SUMMARY / OBSERVATIONS:
- Bing/Yahoo has caught up with Google. I consider them to be "equivalently safe". (Blekko also seemed to be a solid choice, although I hadn't remembered it in time to include it in testing from the beginning.)
- Baidu and Yandex, on the other hand, have not caught up. They consistently allow a higher number of SEP links to show up in their pages.
- Curiously, Google's own Chinese and Russian versions did slightly (but consistently) worse than the English version.
- Non-English SEP attacks consistently placed a higher number of SEP links in the Top 10 results than English SEP attacks.
(Considering all those points together, it's pretty clear that the algorithms used to filter out malicious/suspicious pages are simply more mature and effective for English language content.)

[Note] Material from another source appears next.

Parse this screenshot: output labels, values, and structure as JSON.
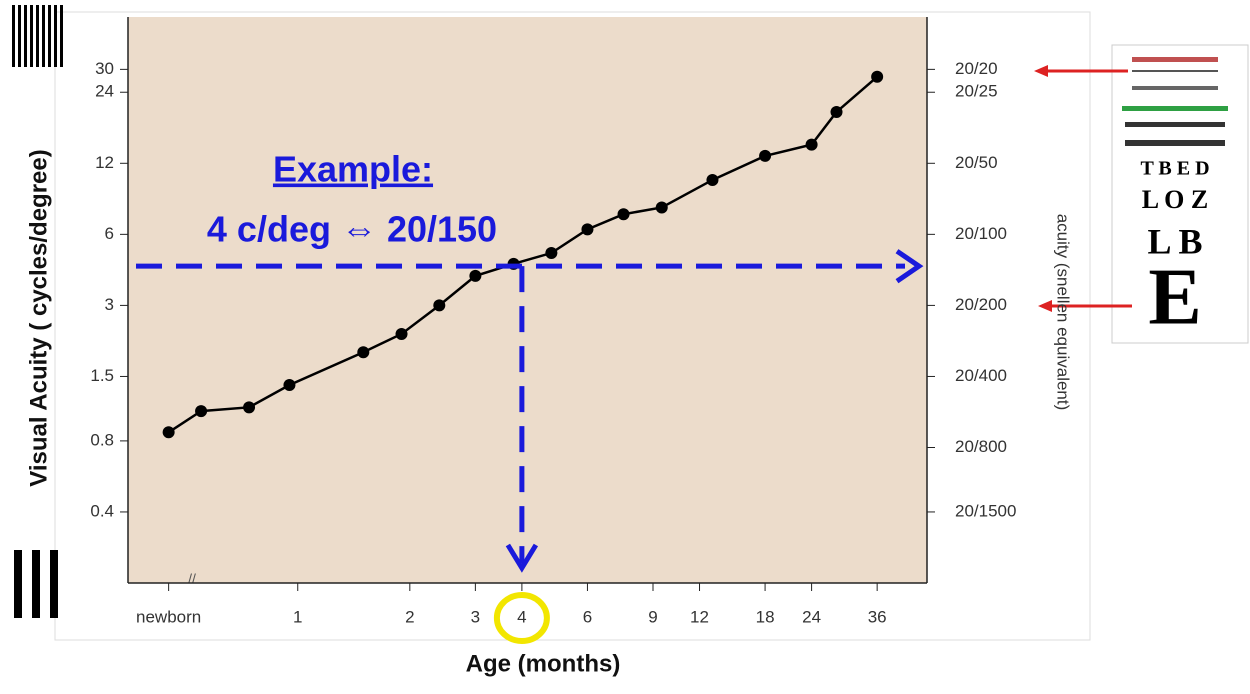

- "Shady content" searches (pirated software, porn star) did not return higher numbers of SEP links than "safe content" searches. In fact, the opposite was true.
(Note: The numbers marked with an asterisk for the "windows 7 ultimate download" search indicate that I was not counting "hacking/warez" type sites in the results as SEP-type links. You expect to get those kinds of sites in such a search. Non-zero results on this search are for actual malicious/suspicious SEP-type links. However, Bing's "1*" result in the [porn star name] search was more of a porn site than an SEP site; I decided to count it as a failure since the "safe search" flag was on, and no porn sites should have shown up.)
- The tilde-flagged numbers on the "panera bread prices" search were "borderline" SEP links: probably not malicious, but more "junk" types of sites.
THE NEXT QUESTION(S):
As mentioned, the question of "who's the safest search engine?" was the original research focus in this project. However, long before I completed the testing for the 100-200 samples I was planning to look at in detail, the above Observations were becoming pretty obvious, and I was losing enthusiasm at the prospect of so much remaining "busy work". Fortunately, a number of other interesting questions were being suggested by the data, so the scope of the research expanded a bit. These other questions will be covered in the next blog posts.